What’s Ahead for Extreme E for its 2022 Season?
As Extreme E switches focus to Season 2, getting underway next week in NEOM, Saudi Arabia, it also outlined its objectives, targets, and action intentions for 2022 and beyond. These are represented by 3 key pillars; Extreme Action, Extreme Impact and Extreme Responsibility, which refer to the environmental, social, and governance aspects of sustainability, respectively. These 3 pillars and the impact areas they cover represent the issues that are most important to Extreme E’s stakeholders and organization, and plans are currently in development to ensure the series meets its objectives for each area.

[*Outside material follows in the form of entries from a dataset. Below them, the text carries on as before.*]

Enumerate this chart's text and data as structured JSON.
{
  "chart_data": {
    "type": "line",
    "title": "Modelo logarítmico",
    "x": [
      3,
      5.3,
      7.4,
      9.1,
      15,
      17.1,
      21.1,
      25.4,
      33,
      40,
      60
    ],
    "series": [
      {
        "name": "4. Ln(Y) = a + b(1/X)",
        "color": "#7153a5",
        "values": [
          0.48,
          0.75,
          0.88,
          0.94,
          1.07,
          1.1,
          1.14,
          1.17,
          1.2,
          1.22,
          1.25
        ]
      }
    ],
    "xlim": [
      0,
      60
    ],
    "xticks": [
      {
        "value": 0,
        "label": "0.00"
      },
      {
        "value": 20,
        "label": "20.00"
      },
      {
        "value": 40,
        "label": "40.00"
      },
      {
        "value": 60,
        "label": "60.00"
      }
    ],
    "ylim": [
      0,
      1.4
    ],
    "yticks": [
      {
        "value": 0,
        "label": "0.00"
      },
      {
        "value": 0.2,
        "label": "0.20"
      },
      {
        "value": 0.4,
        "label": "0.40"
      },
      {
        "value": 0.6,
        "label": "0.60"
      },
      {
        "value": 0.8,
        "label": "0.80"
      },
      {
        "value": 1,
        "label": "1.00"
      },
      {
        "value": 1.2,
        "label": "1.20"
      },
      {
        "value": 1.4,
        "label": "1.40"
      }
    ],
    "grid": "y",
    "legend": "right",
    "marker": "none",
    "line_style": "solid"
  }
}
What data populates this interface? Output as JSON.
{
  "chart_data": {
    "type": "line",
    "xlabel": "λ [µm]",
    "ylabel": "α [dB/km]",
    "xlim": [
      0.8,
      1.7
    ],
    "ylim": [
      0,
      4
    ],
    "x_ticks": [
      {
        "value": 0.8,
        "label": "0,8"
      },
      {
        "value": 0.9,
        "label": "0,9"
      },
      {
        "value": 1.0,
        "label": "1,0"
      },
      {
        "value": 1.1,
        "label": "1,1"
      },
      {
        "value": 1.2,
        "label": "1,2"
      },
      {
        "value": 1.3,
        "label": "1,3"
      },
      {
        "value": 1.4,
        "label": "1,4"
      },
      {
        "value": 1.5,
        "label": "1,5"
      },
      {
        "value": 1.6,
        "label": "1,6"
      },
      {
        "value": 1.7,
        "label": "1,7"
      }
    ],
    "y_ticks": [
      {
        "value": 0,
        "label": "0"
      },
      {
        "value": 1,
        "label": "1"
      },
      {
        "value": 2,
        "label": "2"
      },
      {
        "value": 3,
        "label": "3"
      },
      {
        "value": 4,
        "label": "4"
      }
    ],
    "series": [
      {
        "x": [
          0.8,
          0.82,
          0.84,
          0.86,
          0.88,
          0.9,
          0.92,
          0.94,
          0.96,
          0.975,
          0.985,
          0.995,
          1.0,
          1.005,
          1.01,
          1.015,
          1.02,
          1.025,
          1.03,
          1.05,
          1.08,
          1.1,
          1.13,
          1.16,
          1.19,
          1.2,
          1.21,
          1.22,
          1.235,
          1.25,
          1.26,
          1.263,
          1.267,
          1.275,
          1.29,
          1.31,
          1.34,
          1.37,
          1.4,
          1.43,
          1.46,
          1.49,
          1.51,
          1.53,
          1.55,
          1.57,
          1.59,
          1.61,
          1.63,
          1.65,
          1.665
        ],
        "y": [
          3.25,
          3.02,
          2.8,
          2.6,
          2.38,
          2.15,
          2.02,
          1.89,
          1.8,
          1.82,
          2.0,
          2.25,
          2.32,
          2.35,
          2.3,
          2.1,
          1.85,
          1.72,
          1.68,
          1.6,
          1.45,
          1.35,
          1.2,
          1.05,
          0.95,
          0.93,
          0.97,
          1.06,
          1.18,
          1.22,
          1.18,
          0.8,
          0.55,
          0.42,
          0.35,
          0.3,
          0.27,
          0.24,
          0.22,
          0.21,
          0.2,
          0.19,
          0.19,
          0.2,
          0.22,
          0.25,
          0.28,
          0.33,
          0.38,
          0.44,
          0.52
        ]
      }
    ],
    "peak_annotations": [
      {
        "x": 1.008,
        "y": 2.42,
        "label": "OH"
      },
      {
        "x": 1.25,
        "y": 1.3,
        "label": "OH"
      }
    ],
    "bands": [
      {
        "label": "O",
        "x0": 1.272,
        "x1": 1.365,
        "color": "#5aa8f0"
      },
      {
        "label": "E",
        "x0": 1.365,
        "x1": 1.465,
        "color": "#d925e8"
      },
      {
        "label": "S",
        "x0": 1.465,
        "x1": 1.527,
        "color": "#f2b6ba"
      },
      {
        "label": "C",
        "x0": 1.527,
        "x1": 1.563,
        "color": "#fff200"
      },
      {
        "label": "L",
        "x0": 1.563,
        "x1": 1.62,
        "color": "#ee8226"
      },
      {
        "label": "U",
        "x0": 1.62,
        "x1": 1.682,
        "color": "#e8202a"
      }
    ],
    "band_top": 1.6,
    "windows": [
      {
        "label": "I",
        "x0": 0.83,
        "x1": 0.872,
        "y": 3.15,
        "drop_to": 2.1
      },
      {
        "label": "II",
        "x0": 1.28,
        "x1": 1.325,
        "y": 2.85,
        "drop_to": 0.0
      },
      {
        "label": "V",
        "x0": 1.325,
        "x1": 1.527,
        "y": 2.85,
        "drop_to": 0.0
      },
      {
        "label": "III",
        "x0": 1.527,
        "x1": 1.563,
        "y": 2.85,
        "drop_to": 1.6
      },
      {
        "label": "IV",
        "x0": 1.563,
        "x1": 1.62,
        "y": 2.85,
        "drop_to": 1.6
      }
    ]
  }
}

In reviewing Season 1, Alejandro Agag, CEO and founder of Extreme E, said:
“Extreme E’s Sustainability Report is one of the most important pieces of communication we have released to date. As a sport for purpose championship, which aims to pave the way to a lower carbon future through the promotion of electric vehicles, and accelerate gender equality in motorsport, it’s important we are open and transparent about our methods and our impact. This is just the start of our journey and we are learning all the time, but this report details our journey to having the lowest carbon footprint in international motorsport, and the insight into how we became carbon net zero by the end of our first season. Together with the commitment and expertise of our partners, we are delivering a platform which challenges the way sport is traditionally run; offers tangible solutions which reduce the impact of live events; and which educates our audience on the effects of climate change, inspiring them to make positive choices about their impact on the planet.”